SEVILLA. Tercera del ciclo ferial. Media plaza, en una tarde espléndida. Toros de Montalvo (3º y 4º como sobreros), de adecuada presentación, pero muy blanda y sin casta. Manuel Jesús “El Cid” (de marino y oro), silencio y silencio. Daniel Luque (de verde botella y oro), silencio y silencio. Pepe Moral (de agua de rosa y oro), silencio y una oreja.
Aunque, como tantos y tantos, se haya echado en manos del monoencaste domecq, en detrimento de lo histórico de Martínez, mira que resulta interesante el trabajo que viene haciendo Juan I. Pérez Tabernero con el hierro familiar. Y mira que de salida el toro que abrió plaza despertó las esperanzas, porque sacó una raza de la buena, que luego por lesión o por otra causa duró un suspiro.
Sin embargo, lo cierto y verdad es que en Sevilla y por su feria se pinchó este globo. Por el bien de la Tauromaquia, deseemos que sea un hecho circunstancial. Pero que de ocho toros que lidió –los titulares y los dos sobreros– ninguno tuviera el fondo necesario para la lidia, incluso los que contenían la virtud de la raza y la nobleza, debe resultar para un criador algo extremadamente preocupante.
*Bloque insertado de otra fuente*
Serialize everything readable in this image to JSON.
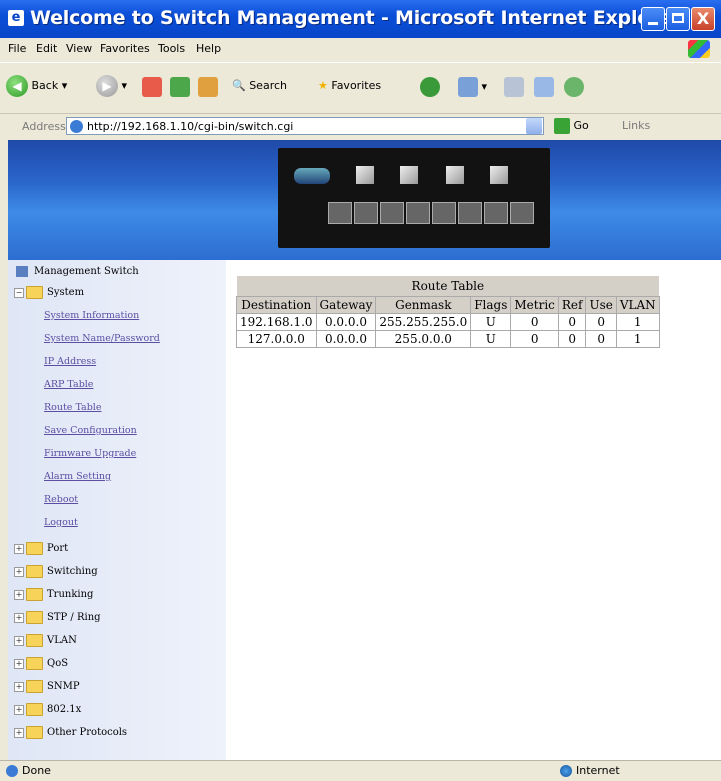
{
  "window": {
    "title": "Welcome to Switch Management - Microsoft Internet Explorer",
    "close_glyph": "X"
  },
  "menu": [
    "File",
    "Edit",
    "View",
    "Favorites",
    "Tools",
    "Help"
  ],
  "toolbar": {
    "back": "Back",
    "search": "Search",
    "favorites": "Favorites"
  },
  "address": {
    "label": "Address",
    "url": "http://192.168.1.10/cgi-bin/switch.cgi",
    "go": "Go",
    "links": "Links"
  },
  "sidebar": {
    "root": "Management Switch",
    "system": "System",
    "system_items": [
      "System Information",
      "System Name/Password",
      "IP Address",
      "ARP Table",
      "Route Table",
      "Save Configuration",
      "Firmware Upgrade",
      "Alarm Setting",
      "Reboot",
      "Logout"
    ],
    "folders": [
      "Port",
      "Switching",
      "Trunking",
      "STP / Ring",
      "VLAN",
      "QoS",
      "SNMP",
      "802.1x",
      "Other Protocols"
    ]
  },
  "route_table": {
    "title": "Route Table",
    "headers": [
      "Destination",
      "Gateway",
      "Genmask",
      "Flags",
      "Metric",
      "Ref",
      "Use",
      "VLAN"
    ],
    "rows": [
      [
        "192.168.1.0",
        "0.0.0.0",
        "255.255.255.0",
        "U",
        "0",
        "0",
        "0",
        "1"
      ],
      [
        "127.0.0.0",
        "0.0.0.0",
        "255.0.0.0",
        "U",
        "0",
        "0",
        "0",
        "1"
      ]
    ]
  },
  "status": {
    "text": "Done",
    "zone": "Internet"
  },
  "colors": {
    "titlebar": "#0846c8",
    "link": "#5b4ea3",
    "banner": "#2a66cc"
  }
}
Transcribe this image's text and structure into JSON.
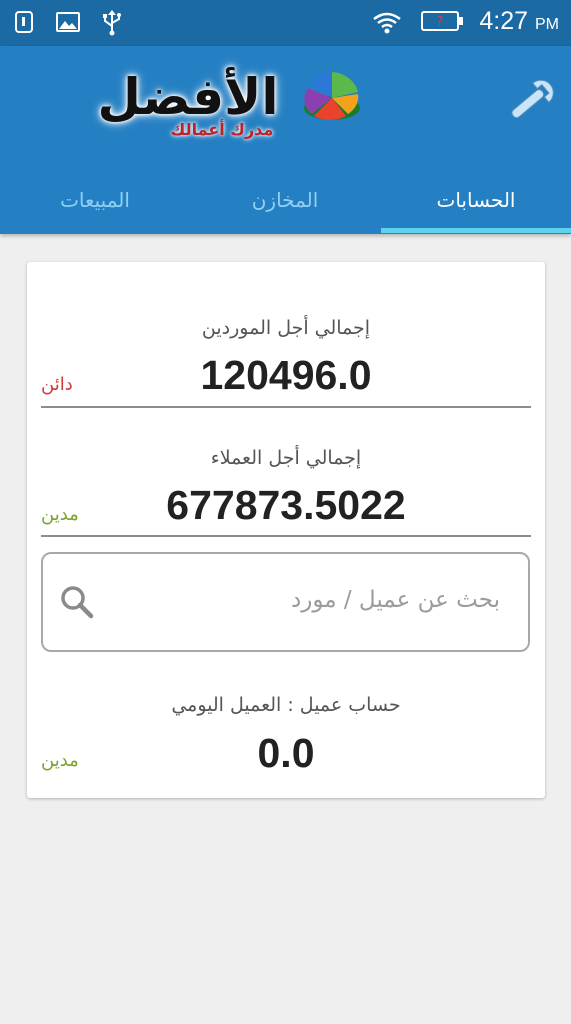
{
  "status_bar": {
    "time": "4:27",
    "ampm": "PM",
    "icons": [
      "sim-icon",
      "image-icon",
      "usb-icon",
      "wifi-icon",
      "battery-alert-icon"
    ],
    "battery_badge": "?"
  },
  "app_bar": {
    "logo_text": "الأفضل",
    "logo_subtitle": "مدرك أعمالك",
    "settings_icon": "wrench-icon"
  },
  "tabs": [
    {
      "label": "الحسابات",
      "active": true
    },
    {
      "label": "المخازن",
      "active": false
    },
    {
      "label": "المبيعات",
      "active": false
    }
  ],
  "colors": {
    "status_bar": "#1c6aa3",
    "app_bar": "#2580c3",
    "tab_indicator": "#5fd3ee",
    "credit_status": "#d6393a",
    "debit_status": "#7aa52a"
  },
  "summary": {
    "suppliers": {
      "label": "إجمالي أجل الموردين",
      "value": "120496.0",
      "status": "دائن"
    },
    "customers": {
      "label": "إجمالي أجل العملاء",
      "value": "677873.5022",
      "status": "مدين"
    }
  },
  "search": {
    "placeholder": "بحث عن عميل / مورد",
    "icon": "search-icon"
  },
  "customer_account": {
    "label": "حساب عميل : العميل اليومي",
    "value": "0.0",
    "status": "مدين"
  }
}
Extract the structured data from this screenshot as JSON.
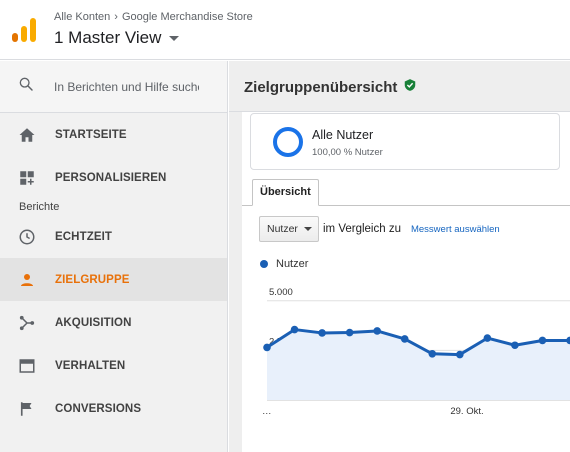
{
  "header": {
    "breadcrumb": [
      "Alle Konten",
      "Google Merchandise Store"
    ],
    "view_name": "1 Master View"
  },
  "sidebar": {
    "search_placeholder": "In Berichten und Hilfe suchen",
    "top_items": [
      {
        "label": "STARTSEITE",
        "icon": "home-icon"
      },
      {
        "label": "PERSONALISIEREN",
        "icon": "dashboard-plus-icon"
      }
    ],
    "section_label": "Berichte",
    "report_items": [
      {
        "label": "ECHTZEIT",
        "icon": "clock-icon"
      },
      {
        "label": "ZIELGRUPPE",
        "icon": "person-icon",
        "active": true
      },
      {
        "label": "AKQUISITION",
        "icon": "share-icon"
      },
      {
        "label": "VERHALTEN",
        "icon": "window-icon"
      },
      {
        "label": "CONVERSIONS",
        "icon": "flag-icon"
      }
    ]
  },
  "main": {
    "title": "Zielgruppenübersicht",
    "title_badge_icon": "verified-shield-icon",
    "segment": {
      "name": "Alle Nutzer",
      "sub": "100,00 % Nutzer"
    },
    "tab": "Übersicht",
    "metric_select": "Nutzer",
    "compare_text": "im Vergleich zu",
    "compare_link": "Messwert auswählen"
  },
  "colors": {
    "accent_orange": "#e8710a",
    "line_blue": "#1a5fb4",
    "fill_blue": "#e8f0fb"
  },
  "chart_data": {
    "type": "area",
    "series": [
      {
        "name": "Nutzer",
        "values": [
          2650,
          3550,
          3380,
          3400,
          3480,
          3080,
          2330,
          2290,
          3120,
          2760,
          3000,
          3000
        ]
      }
    ],
    "y_ticks": [
      "5.000",
      "2.500"
    ],
    "y_tick_values": [
      5000,
      2500
    ],
    "x_labels": [
      "…",
      "29. Okt."
    ],
    "ylim": [
      0,
      6200
    ],
    "grid": true
  }
}
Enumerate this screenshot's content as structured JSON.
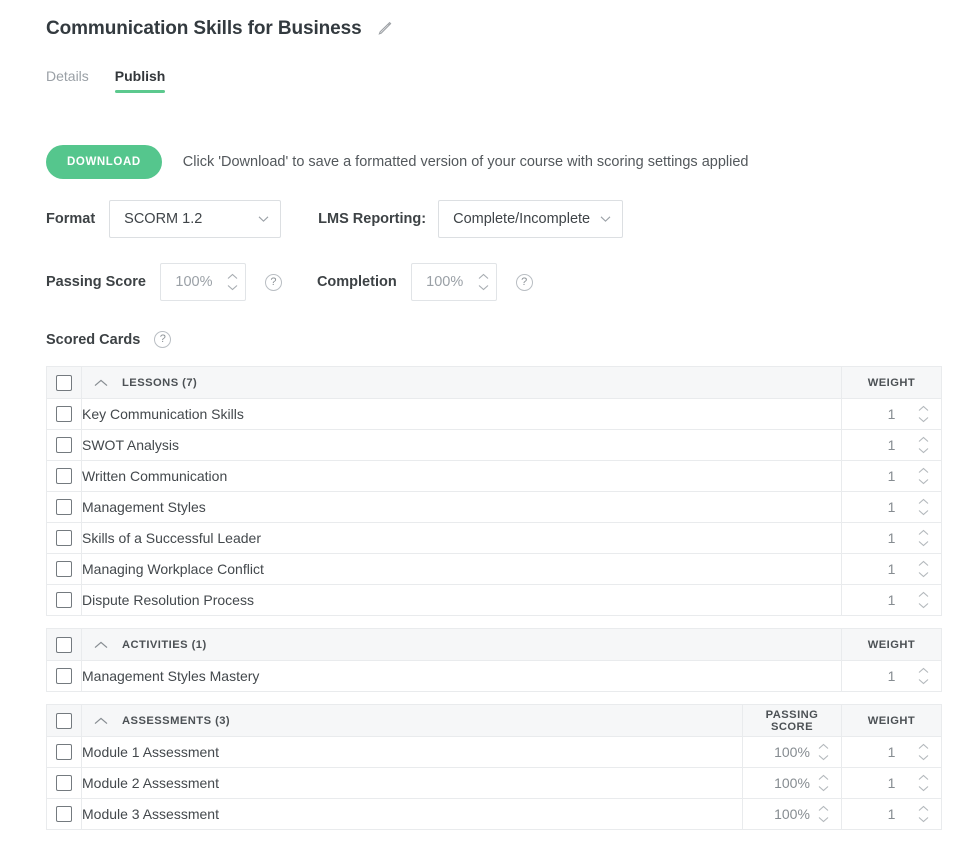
{
  "header": {
    "course_title": "Communication Skills for Business",
    "edit_icon": "pencil-icon"
  },
  "tabs": [
    {
      "label": "Details",
      "active": false
    },
    {
      "label": "Publish",
      "active": true
    }
  ],
  "publish": {
    "download_label": "DOWNLOAD",
    "download_hint": "Click 'Download' to save a formatted version of your course with scoring settings applied",
    "format_label": "Format",
    "format_value": "SCORM 1.2",
    "lms_label": "LMS Reporting:",
    "lms_value": "Complete/Incomplete",
    "passing_score_label": "Passing Score",
    "passing_score_value": "100%",
    "completion_label": "Completion",
    "completion_value": "100%",
    "help_glyph": "?",
    "scored_cards_label": "Scored Cards"
  },
  "columns": {
    "passing_score": "PASSING SCORE",
    "weight": "WEIGHT"
  },
  "sections": [
    {
      "title": "LESSONS",
      "count": "(7)",
      "has_passing_score": false,
      "rows": [
        {
          "name": "Key Communication Skills",
          "weight": "1"
        },
        {
          "name": "SWOT Analysis",
          "weight": "1"
        },
        {
          "name": "Written Communication",
          "weight": "1"
        },
        {
          "name": "Management Styles",
          "weight": "1"
        },
        {
          "name": "Skills of a Successful Leader",
          "weight": "1"
        },
        {
          "name": "Managing Workplace Conflict",
          "weight": "1"
        },
        {
          "name": "Dispute Resolution Process",
          "weight": "1"
        }
      ]
    },
    {
      "title": "ACTIVITIES",
      "count": "(1)",
      "has_passing_score": false,
      "rows": [
        {
          "name": "Management Styles Mastery",
          "weight": "1"
        }
      ]
    },
    {
      "title": "ASSESSMENTS",
      "count": "(3)",
      "has_passing_score": true,
      "rows": [
        {
          "name": "Module 1 Assessment",
          "passing_score": "100%",
          "weight": "1"
        },
        {
          "name": "Module 2 Assessment",
          "passing_score": "100%",
          "weight": "1"
        },
        {
          "name": "Module 3 Assessment",
          "passing_score": "100%",
          "weight": "1"
        }
      ]
    }
  ],
  "colors": {
    "accent_green": "#55c68d",
    "tab_underline": "#5cc98e",
    "header_bg": "#f6f7f8",
    "border": "#e3e6e8"
  }
}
Ahí sí que no cabe el habitual consuelo del taurino, cuando ante el petardo de una ganadería a medida de figuras, repiten eso de que “no pasa nada, lo bueno está todavía en el campo”. Cuando ocho de ocho carecen de la fortaleza y la raza mínima que debiera caracterizar al toro, algo falla. Lo del viejo refrán “Doctores tiene….”, que en esta caso se expresaría como que veterinarios y expertos tiene el campo bravo para estudiar las circunstancias. Pero si fuera por lo de esta tarde en la Maestranza, hay que repetir lo que decía el médico de cabecera: “no me gusta nada el color del enfermo”.
Pero como es rigurosamente cierto lo que nos dice la vieja obra de teatro: “hasta el final nadie es dichoso”, cuando en la anochecida tocaron a matar al último de la tarde –que hacía en medio del tedio general el número 8– de repente surgió algo poco menos que un milagro. El de Montalvo, como antes sus hermanos, no presagiaba nada bueno; de hecho, le “salvó la campana” de ser también devuelto a los corrales. Ni ante el caballo, ni en el segundo tercio dejó al menos un guiño de lo que podría pasar.
Y es que en realidad lo que pasó, que fue importante, ocurrió muy a pesar suyo y gracias tan sólo y nada más a que Pepe Moral, con excelentísima técnica y jugándose de verdad los muslos, lo metió en la canasta. Todo el mérito fue suyo. Tiene pero que mucha usía embraguetarse con un toro que no había dado señales de si iba o de si no, meterle la muleta en el hocico para tirar de él tan templadamente, ligar los muletazos en un palmo de terreno, inventarse, en fin, una faena maciza por la nadie daba un duro. Y todo sin una duda, sin tomarse un respiro.
De quitarse respetuosamente el sombrero ante tanta hombría y ante tanto torero. Pocas orejas veremos en esta feria tan meritoria y tan honradamente obtenida como la que ha paseado esta tarde Pepe Moral, en medio del reconocimiento general.
Hasta este minuto final, minuto de gloria, la realidad era bien distinta. Tanto que hasta entonces, en medio de ese desolador contexto ganadero y el correspondiente deslucimiento de la lidia, cómo estaría discurriendo la cosa que la ovación de la tarde ocurrió en un entreacto y había estado dedicada a un chiquiillo que en los tendidos de sol dibujó con sus capotillos unos garbosos lances y una simpática revolera.
Damnificados por el petardo de Montalvo, ni Manuel Jesús “El Cid”, ni Daniel Luque pudieron darse una alegría, o al menos una sonrisa ocasional. Una lástima, porque entre la nebulosa de los “montalvo” parecía intuirse a un Cid muy recuperado de su bache: era otra muy distinta su actitud. Pero otro tanto ocurría con Daniel Luque, tan recompuesto como acabó la pasada temporada. Los dos quedan en expectativas de mejores destinos en su segunda tarde.